The CW’s The 100, a show about hot teens in dystopia, has somehow become one of the most relevant shows on television. Currently airing a superb 4th season, it’s path to this point is almost unprecedented. The show starts off like The Hunger Games had just come out and done really well so everyone in the boardroom was sitting around going like “Okay guys, what do we got?” and all the CW had was The 100. The show kicks off a century after nuclear warfare has decimated the planet, and humanity’s remaining survivors have lived in orbit on a large space station. But now, even their station can’t support life for much longer. The governing body sends 100 hot teens who have been imprisoned for various crimes down to Earth to test the viability of returning to the ground. But when they get there, they find themselves at conflict with tribes of humans that have survived on Earth.
But even by the halfway point of the first season, it evolves quickly into something greater. The show, continually in each season, turns into a meditation on diplomacy and altruism in the face of human error. It’s what makes a lot of good sci fi work, it’s using the genre to deal with human problems. It’s gone from a knockoff of a popular wave of genre to one of the most complex and daring shows on television right now. Even though it dabbled in hashtag problematic territory with how it handled deaths of minority and LGBT characters last season, it managed to move past the outrage brigade and deliver compelling television.
The show is one of the best about not wasting characters and developing even the most one-sided into nuanced humans. The arcs of characters like Marcus Kane and Thelonious Jaha have seen tremendous transformation, finding new depth in characters originally rooted in a binary sense of good and bad. Side characters from season 3 like Roan and Luna have evolved into key characters this season. Even the worst of the worst villains have their reasons for doing what they do, and the showrunners/actors allow you to empathize each side. Take season 3’s Pike for example, the type of character that was basically Trump, rising to power of his clan through nationalist rhetoric. But even with Pike, you understood how he got to that point. Even when he was committing atrocities and rooting himself in unrest, you understood why he was doing it.
The show has worked its character into impossible situations and forced them to live with it, which doesn’t happen that often on television. I don’t want to spoil what happens in season 2, but the climax of it comes down to a character having to decide if they want to commit genocide to save their own people. I kept waiting for some sort of deus ex machina moment to save everyone and provide a happy ending, but it never came. Few shows have gone to such difficult places.
This season, in an intriguing turn, the main villain isn’t any one person or group, but nature itself. All the nuclear reactors that didn’t meltdown during the atomic bomb armageddon are now currently melting down, and will render the earth uninhabitable with radiation in under 6 months. One of the obstacles that the hot teens have had to overcome this season is convincing the clan leadership, who doesn’t believe in science, that they need to trust in science in order to save the human race. Say, why does that sound familiar?

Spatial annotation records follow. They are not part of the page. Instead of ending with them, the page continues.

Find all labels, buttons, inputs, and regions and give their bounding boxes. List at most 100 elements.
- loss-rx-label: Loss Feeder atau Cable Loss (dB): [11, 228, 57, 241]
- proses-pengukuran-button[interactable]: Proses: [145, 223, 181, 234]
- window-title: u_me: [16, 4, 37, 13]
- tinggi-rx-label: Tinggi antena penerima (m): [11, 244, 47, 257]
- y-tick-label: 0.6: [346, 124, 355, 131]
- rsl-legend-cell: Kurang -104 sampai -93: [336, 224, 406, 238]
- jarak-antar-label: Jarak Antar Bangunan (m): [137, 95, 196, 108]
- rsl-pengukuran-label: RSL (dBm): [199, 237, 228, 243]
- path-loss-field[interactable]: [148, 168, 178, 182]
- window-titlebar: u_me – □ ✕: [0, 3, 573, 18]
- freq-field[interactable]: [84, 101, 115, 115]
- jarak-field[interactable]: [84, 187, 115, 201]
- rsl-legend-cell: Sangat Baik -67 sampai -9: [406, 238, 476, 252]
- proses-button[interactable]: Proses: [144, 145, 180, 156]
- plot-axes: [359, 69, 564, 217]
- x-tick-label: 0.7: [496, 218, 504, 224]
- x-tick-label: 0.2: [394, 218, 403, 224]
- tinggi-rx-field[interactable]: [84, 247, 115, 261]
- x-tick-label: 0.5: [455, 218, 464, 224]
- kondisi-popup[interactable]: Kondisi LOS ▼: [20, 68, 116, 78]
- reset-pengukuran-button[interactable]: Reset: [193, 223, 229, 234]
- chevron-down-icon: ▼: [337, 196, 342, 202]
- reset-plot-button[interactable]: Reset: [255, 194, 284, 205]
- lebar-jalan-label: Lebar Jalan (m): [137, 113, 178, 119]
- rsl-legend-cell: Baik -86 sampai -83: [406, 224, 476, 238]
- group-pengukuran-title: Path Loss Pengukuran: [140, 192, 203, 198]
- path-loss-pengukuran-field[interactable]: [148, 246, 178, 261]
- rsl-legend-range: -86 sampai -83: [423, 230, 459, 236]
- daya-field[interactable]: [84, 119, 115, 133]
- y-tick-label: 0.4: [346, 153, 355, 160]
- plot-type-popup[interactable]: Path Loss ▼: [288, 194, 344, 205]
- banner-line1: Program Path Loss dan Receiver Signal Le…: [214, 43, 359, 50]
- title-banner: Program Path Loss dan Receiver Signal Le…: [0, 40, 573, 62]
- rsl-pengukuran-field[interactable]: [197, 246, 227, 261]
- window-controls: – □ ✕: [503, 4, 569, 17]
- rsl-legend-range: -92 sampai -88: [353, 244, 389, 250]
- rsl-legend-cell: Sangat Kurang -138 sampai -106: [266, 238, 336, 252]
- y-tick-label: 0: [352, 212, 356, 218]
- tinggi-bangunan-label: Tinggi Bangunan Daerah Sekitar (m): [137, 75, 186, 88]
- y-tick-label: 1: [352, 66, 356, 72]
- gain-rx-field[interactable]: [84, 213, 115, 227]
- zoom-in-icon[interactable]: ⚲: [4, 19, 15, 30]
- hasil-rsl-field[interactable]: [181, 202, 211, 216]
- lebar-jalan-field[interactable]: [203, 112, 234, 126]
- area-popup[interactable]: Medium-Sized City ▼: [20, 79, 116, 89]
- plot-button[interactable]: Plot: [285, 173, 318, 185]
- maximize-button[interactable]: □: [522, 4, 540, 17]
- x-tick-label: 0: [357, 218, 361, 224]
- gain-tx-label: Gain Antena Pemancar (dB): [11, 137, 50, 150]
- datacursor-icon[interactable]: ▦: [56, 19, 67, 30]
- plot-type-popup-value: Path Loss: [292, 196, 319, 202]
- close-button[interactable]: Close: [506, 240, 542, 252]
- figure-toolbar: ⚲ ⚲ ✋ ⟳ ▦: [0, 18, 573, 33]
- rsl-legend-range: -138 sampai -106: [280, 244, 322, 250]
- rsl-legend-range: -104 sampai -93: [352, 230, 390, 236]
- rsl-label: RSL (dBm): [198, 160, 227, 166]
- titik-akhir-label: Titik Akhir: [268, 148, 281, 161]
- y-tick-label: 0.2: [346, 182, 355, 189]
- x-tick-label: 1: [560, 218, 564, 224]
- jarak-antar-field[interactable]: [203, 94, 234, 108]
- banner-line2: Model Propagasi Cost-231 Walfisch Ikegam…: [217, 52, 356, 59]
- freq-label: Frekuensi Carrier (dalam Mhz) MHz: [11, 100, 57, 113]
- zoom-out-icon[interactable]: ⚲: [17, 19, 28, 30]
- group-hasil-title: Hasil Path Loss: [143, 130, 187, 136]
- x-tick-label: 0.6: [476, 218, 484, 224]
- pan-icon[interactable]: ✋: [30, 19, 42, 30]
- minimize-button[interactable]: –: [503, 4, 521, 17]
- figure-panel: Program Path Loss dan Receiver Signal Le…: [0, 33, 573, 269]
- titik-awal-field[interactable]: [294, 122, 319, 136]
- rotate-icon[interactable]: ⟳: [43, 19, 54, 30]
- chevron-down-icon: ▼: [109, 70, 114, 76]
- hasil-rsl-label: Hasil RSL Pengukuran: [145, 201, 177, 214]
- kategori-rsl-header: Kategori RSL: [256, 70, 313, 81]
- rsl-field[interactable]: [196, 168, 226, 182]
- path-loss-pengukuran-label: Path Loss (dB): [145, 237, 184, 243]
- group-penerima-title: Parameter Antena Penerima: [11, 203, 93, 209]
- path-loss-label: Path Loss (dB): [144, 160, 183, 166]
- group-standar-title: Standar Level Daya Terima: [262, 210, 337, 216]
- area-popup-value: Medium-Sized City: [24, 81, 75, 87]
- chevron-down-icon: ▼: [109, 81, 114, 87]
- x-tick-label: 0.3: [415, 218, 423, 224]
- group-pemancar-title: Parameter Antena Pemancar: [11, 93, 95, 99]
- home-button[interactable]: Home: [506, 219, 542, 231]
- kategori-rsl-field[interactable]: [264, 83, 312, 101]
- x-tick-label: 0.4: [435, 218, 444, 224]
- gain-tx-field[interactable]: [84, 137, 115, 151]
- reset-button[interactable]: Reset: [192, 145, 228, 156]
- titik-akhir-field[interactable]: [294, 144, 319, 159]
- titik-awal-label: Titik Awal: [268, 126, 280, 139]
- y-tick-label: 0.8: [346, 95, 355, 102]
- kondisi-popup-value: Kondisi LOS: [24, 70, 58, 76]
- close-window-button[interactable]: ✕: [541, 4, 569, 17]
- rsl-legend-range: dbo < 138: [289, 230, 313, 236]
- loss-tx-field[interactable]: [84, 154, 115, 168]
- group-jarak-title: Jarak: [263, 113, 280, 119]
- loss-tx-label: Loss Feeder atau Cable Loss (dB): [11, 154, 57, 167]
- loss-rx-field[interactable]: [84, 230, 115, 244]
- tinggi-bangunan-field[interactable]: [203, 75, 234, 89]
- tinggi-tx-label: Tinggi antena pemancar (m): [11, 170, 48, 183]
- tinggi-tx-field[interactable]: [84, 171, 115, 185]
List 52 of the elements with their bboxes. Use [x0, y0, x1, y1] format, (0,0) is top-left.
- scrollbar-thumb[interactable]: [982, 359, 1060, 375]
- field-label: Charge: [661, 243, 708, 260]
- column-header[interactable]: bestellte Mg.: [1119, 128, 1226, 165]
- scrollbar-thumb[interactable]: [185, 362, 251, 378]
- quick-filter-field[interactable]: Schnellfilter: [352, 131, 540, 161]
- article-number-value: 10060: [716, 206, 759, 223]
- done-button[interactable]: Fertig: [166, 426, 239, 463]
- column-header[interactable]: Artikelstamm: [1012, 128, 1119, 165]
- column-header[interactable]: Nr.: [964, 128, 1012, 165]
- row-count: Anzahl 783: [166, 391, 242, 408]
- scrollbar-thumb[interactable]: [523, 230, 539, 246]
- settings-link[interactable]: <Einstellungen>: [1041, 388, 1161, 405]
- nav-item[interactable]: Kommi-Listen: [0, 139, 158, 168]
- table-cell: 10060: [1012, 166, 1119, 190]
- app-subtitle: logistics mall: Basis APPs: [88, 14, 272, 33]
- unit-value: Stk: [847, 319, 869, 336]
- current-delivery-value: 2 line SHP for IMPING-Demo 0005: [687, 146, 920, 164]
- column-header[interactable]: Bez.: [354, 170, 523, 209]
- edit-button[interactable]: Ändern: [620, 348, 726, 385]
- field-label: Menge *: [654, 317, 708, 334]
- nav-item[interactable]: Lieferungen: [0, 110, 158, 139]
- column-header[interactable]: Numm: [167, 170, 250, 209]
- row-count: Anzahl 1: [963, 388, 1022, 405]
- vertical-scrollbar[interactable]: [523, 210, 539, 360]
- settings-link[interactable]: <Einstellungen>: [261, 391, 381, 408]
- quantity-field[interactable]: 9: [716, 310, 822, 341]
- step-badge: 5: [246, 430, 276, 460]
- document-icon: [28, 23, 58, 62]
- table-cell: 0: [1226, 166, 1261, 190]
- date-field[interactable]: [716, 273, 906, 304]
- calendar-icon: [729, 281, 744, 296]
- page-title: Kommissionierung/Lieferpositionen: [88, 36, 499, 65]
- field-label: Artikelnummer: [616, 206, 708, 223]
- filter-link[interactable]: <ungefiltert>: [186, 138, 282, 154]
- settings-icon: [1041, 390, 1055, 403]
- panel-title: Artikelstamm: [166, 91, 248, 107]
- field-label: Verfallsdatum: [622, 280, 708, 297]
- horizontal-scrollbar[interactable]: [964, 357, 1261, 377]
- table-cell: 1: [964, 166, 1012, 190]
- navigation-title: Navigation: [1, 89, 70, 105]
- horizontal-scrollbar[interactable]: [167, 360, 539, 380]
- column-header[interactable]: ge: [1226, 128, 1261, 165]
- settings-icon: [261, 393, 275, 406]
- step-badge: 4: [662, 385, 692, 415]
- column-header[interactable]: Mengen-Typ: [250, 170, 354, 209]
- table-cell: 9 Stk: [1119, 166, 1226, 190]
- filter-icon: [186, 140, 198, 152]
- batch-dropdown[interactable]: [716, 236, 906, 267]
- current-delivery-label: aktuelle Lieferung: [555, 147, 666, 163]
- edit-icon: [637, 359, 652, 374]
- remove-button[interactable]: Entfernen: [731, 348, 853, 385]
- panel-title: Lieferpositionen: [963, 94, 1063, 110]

I don’t know what this says about me, but I really respond to a specific subgenre of storytelling about characters trying to find reasons to keep living in a world that had been made unwhole – Children of Men, The Last of Us, The Leftovers. The 100 joins the rank of those works, because it knows how to mix unbearably dour circumstances with the audacity of hope. I’ve watched Children of Men multiple times since Trump’s election, because it seems to be one of the only works of art that understands where we are right now. The 100 seems to understand where we are right now as well. It uses despair to create an ultimately human, empathetic work. The central conflicts, while taking place in a post-apocalyptic dystopia, are rooted in empathy and bias. The whole show is essentially about trying to get along and achieve peace in a world that continually denies it. Each week, The 100 seems to point out new corollaries between itself and our reality. At a certain point, something terrifying dawns on you – The 100 isn’t about our fictional future, it’s about our immediate, horrifying present.